Car dans son deuxième et cultissime album "The free wheelin' Bob Dylan", il nous concocte une chanson dans laquelle il évoque notre BB nationale.
D'accord, c'est le président Kennedy qui lui passe un coup de fil, un jour, pour savoir ce qu'il faudrait enfin faire pour que les USA marchent mieux (noter que je n'emploie pas … pour que "les USA soient grands à nouveau"). Bref, Bob lui répond qu'il faudrait Brigitte Bardot, Anita Eckberg et Sophia Loren …
La chanson est dans une tonalité très folk où il s'accompagne à la guitare et ponctue chaque vers par une mélodie sur son harmonica.
Les paroles sont déjantées, audacieuses et portent cette insolence de la jeunesse. Elles ont pour but de montrer clairement qu'un Bob Dylan se doit d'être indéfinissable. Impossible de lui coller une étiquette et encore moins de le ranger dans une catégorie. Le titre de la chanson "I shall be free" est l'état dans lequel doit se trouver Bob Dylan à tout instant. Un état où la parole est complètement libérée. Sans pour autant que la chanson soit un pamphlet pour la liberté d'expression.
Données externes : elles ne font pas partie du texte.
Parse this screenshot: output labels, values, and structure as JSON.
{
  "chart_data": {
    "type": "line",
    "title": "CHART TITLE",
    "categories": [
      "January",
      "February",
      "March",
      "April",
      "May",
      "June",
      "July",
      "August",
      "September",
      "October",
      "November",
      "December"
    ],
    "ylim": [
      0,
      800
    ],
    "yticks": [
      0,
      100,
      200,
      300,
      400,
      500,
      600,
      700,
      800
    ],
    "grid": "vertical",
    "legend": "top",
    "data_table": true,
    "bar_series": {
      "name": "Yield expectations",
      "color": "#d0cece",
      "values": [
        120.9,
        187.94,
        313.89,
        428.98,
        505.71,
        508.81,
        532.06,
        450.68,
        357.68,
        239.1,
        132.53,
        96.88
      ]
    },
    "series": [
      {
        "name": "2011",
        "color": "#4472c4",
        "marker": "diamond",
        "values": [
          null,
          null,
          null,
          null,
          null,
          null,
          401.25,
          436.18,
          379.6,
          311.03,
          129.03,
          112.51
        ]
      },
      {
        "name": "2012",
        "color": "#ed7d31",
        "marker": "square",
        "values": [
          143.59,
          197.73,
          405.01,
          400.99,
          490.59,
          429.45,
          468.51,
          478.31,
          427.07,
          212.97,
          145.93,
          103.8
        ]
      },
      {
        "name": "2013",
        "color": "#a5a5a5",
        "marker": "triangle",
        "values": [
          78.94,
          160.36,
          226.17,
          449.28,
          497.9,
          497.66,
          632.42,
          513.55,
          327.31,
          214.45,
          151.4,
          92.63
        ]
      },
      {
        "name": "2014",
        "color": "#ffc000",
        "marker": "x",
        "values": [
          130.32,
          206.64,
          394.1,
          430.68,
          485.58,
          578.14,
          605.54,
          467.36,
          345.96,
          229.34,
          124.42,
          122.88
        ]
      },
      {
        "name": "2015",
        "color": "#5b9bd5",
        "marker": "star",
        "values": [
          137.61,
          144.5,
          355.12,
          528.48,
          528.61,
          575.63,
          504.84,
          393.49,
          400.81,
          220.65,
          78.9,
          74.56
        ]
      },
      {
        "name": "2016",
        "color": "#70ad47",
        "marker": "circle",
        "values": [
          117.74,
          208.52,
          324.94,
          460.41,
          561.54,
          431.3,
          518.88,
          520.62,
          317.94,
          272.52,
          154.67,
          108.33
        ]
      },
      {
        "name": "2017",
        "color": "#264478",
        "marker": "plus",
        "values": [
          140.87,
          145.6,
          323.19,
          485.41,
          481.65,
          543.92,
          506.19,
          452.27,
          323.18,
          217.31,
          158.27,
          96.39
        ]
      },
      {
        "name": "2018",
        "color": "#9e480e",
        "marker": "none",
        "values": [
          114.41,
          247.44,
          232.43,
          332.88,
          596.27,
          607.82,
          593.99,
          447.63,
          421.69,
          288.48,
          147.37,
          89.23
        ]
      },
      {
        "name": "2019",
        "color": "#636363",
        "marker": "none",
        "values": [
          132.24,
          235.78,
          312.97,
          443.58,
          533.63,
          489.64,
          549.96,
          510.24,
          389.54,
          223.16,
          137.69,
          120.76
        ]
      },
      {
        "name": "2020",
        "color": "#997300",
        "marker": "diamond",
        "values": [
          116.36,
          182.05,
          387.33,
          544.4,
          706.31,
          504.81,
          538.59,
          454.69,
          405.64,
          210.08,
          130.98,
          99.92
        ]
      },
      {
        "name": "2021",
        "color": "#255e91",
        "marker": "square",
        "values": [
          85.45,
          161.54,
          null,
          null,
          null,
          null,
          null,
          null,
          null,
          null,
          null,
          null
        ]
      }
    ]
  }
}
Sauf pour lui-même, bien sûr.
D'ailleurs, je voudrais signaler que la traduction de ce titre en français ne doit pas se faire en considérant "shall" comme un simple futur (comme c'était enseigné quand j'étais au lycée). "Shall" implique une obligation, un devoir. Il n'a de futur que l'état d'obligation d'évoluer. On doit plutôt le traduire par "il faut que je sois libre" (pour donner ma mesure).